Well, if you can remember a bit further back than the 80486, the BBC model B had a version of BASIC that ran faster than machine code on some of its contemporaries.
But there were still plenty of machine code games for the Beeb. (And with 32K of RAM -- up to 20K of which was taken up by the bitmapped display alone -- and a processor with only about 56 instructions, there was hardly such a thing as closed source in those days.)
So, I guess the moral of the story seems to be: If you bring out a faster processor and build an interpreter on it, then somebody, somewhere will want to run native code on it.
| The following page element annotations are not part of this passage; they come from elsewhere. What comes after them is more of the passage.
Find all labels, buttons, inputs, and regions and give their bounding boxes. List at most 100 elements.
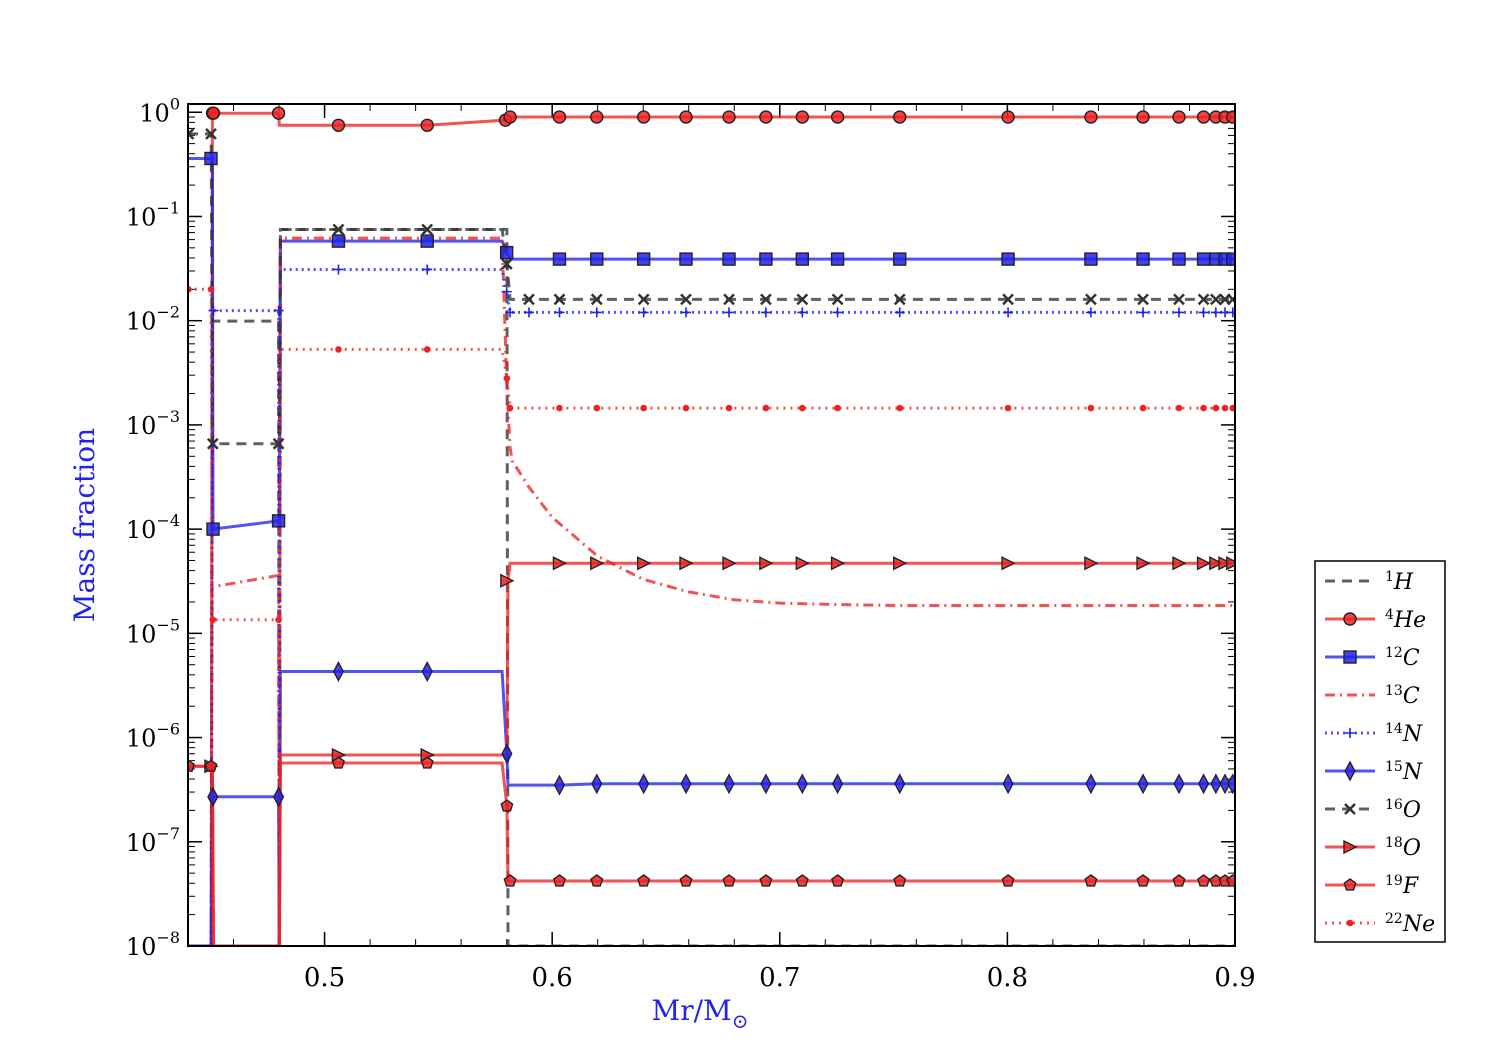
x-axis-label-text: Mr/M bbox=[652, 994, 732, 1027]
marker-diamond bbox=[760, 773, 772, 795]
marker-pentagon bbox=[552, 874, 567, 887]
marker-square bbox=[830, 252, 845, 266]
legend-label-mass-number: 13 bbox=[1385, 683, 1403, 699]
y-tick-exponent: 0 bbox=[170, 94, 180, 113]
marker-pentagon bbox=[722, 874, 736, 887]
legend-frame bbox=[1314, 560, 1446, 943]
marker-x bbox=[500, 258, 513, 270]
legend-entry-15N: 15N bbox=[1325, 759, 1423, 785]
marker-x bbox=[1344, 803, 1356, 815]
marker-diamond bbox=[1344, 760, 1356, 782]
legend-label-mass-number: 4 bbox=[1385, 607, 1394, 623]
marker-triangle bbox=[1001, 556, 1016, 571]
marker-x bbox=[1085, 293, 1097, 306]
marker-circle bbox=[1084, 110, 1098, 124]
marker-dot bbox=[207, 286, 215, 293]
marker-dot bbox=[503, 375, 511, 382]
marker-pentagon bbox=[204, 759, 218, 772]
y-tick-exponent: −5 bbox=[156, 615, 180, 634]
marker-diamond bbox=[680, 773, 692, 795]
marker-dot bbox=[762, 404, 770, 412]
marker-diamond bbox=[272, 786, 285, 808]
marker-plus bbox=[797, 307, 808, 318]
y-tick-exponent: −6 bbox=[156, 720, 180, 739]
marker-pentagon bbox=[893, 874, 907, 887]
legend-label: 16O bbox=[1385, 797, 1421, 823]
y-tick-label: 10−2 bbox=[126, 303, 180, 336]
marker-triangle bbox=[795, 556, 810, 571]
marker-square bbox=[893, 252, 907, 266]
x-tick-labels: 0.5 0.6 0.7 0.8 0.9 bbox=[304, 963, 1256, 993]
marker-circle bbox=[1343, 612, 1357, 626]
marker-plus bbox=[1345, 728, 1355, 738]
y-tick-exponent: −8 bbox=[156, 928, 180, 947]
y-tick-base: 10 bbox=[126, 308, 157, 336]
marker-circle bbox=[271, 106, 286, 120]
legend-entry-18O: 18O bbox=[1325, 835, 1421, 861]
marker-diamond bbox=[796, 773, 808, 795]
marker-square bbox=[1136, 252, 1150, 266]
legend-label: 1H bbox=[1385, 569, 1414, 595]
marker-x bbox=[831, 293, 844, 306]
legend-label-mass-number: 19 bbox=[1385, 873, 1403, 889]
marker-square bbox=[795, 252, 810, 266]
series-markers-19F bbox=[188, 756, 1235, 887]
marker-circle bbox=[552, 110, 567, 124]
marker-circle bbox=[1172, 110, 1186, 124]
legend-entry-1H: 1H bbox=[1325, 569, 1414, 595]
marker-plus bbox=[760, 307, 771, 318]
marker-diamond bbox=[1210, 773, 1222, 795]
marker-x bbox=[680, 293, 692, 306]
marker-pentagon bbox=[590, 874, 604, 887]
marker-dot bbox=[209, 616, 217, 624]
marker-plus bbox=[638, 307, 649, 318]
marker-diamond bbox=[501, 743, 513, 765]
marker-triangle bbox=[1172, 556, 1187, 571]
x-tick-label: 0.5 bbox=[304, 963, 345, 993]
y-tick-label: 100 bbox=[139, 94, 180, 127]
marker-plus bbox=[591, 307, 602, 318]
marker-square bbox=[1196, 252, 1211, 266]
marker-pentagon bbox=[500, 799, 514, 812]
y-tick-base: 10 bbox=[126, 516, 157, 544]
marker-plus bbox=[333, 264, 344, 275]
y-tick-base: 10 bbox=[126, 620, 157, 648]
marker-triangle bbox=[1196, 556, 1212, 571]
marker-circle bbox=[590, 110, 604, 124]
marker-circle bbox=[636, 110, 651, 124]
y-tick-exponent: −1 bbox=[156, 198, 180, 217]
marker-diamond bbox=[1227, 773, 1235, 795]
marker-circle bbox=[1001, 110, 1015, 124]
legend-label: 12C bbox=[1385, 645, 1420, 671]
legend-label: 15N bbox=[1385, 759, 1423, 785]
legend-entry-19F: 19F bbox=[1325, 873, 1419, 899]
marker-x bbox=[590, 293, 603, 306]
marker-plus bbox=[501, 286, 512, 297]
marker-circle bbox=[679, 110, 693, 124]
legend-label-mass-number: 16 bbox=[1385, 797, 1403, 813]
marker-square bbox=[1343, 650, 1357, 664]
marker-square bbox=[590, 252, 604, 266]
marker-square bbox=[1001, 252, 1015, 266]
y-tick-base: 10 bbox=[126, 725, 157, 753]
marker-x bbox=[1226, 293, 1235, 306]
series-line-13C bbox=[188, 236, 1235, 946]
y-tick-label: 10−4 bbox=[126, 511, 180, 544]
legend-label-mass-number: 12 bbox=[1385, 645, 1403, 661]
series-markers-16O bbox=[188, 128, 1235, 450]
marker-diamond bbox=[894, 773, 906, 795]
marker-diamond bbox=[421, 661, 433, 683]
series-markers-18O bbox=[204, 556, 1235, 774]
marker-x bbox=[332, 223, 345, 236]
marker-triangle bbox=[590, 556, 605, 571]
marker-circle bbox=[795, 110, 810, 124]
marker-pentagon bbox=[759, 874, 773, 887]
marker-plus bbox=[832, 307, 843, 318]
y-tick-exponent: −7 bbox=[156, 824, 180, 843]
series-markers-22Ne bbox=[188, 286, 1235, 624]
marker-dot bbox=[1346, 919, 1354, 927]
marker-square bbox=[1172, 252, 1186, 266]
marker-pentagon bbox=[679, 874, 693, 887]
y-tick-base: 10 bbox=[139, 99, 170, 127]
Intel can try the strategy of raising prices to increase profits, but that won't work. People who want to pay more money for a computer don't buy PC's. They buy Macs and Macbooks (PRO). As evidenced by the Netbook phenomenon as well as the "fondle slab" phenom iPad/iPad 2, consumers aren't impressed with high tech specs enough to want to spend more money on PC's. Many aren't going to replace their PC with a new and more expensive model, in the current worldwide economy. Last year, I built myself a new Tower and it wasn't the latest, greatest intel Kit. It is a Core 2 Duo 2.3GHZ running two 9800GTs in SLI. It gets the job done for gaming, work, and content consumption. What did this beast cost me to build? $400. LESS THAN THE PRICE OF AN IPAD2. I refuse to buy overpriced PC kit just to make Intel rich. I suspect many feel the same way. If I want to spend more money on computers, I'll buy a Mac.
There must be a bottom somewhere since at some point you're just buying materials. More importantly I read this as PCs, as we currently know them, are slowly being dropped from the list of consumer items and will become business computers and even then will only exist in roles that can't be filled by the coming wave of mob-lap-tab + large screen desk dock unified device.
It is one of the things that Oracle doesn't get with respect to the Android suit and java, and that is there isn't going to be a difference in platforms so having java flavors of ME, SE & EE will be a distinction without a difference. I suppose, however, that they have to milk it now before that happens.
I always wait until the price drop before I buy anything and if Itel thinks I will shell out almost a thousand US dollars for a thin netbook they are living in dreamland I found out about this on Attack of the Show this Tuesday so Itel better keep it prices reasonable if they what me as a customer anyway if my old stuff still works why buy something new.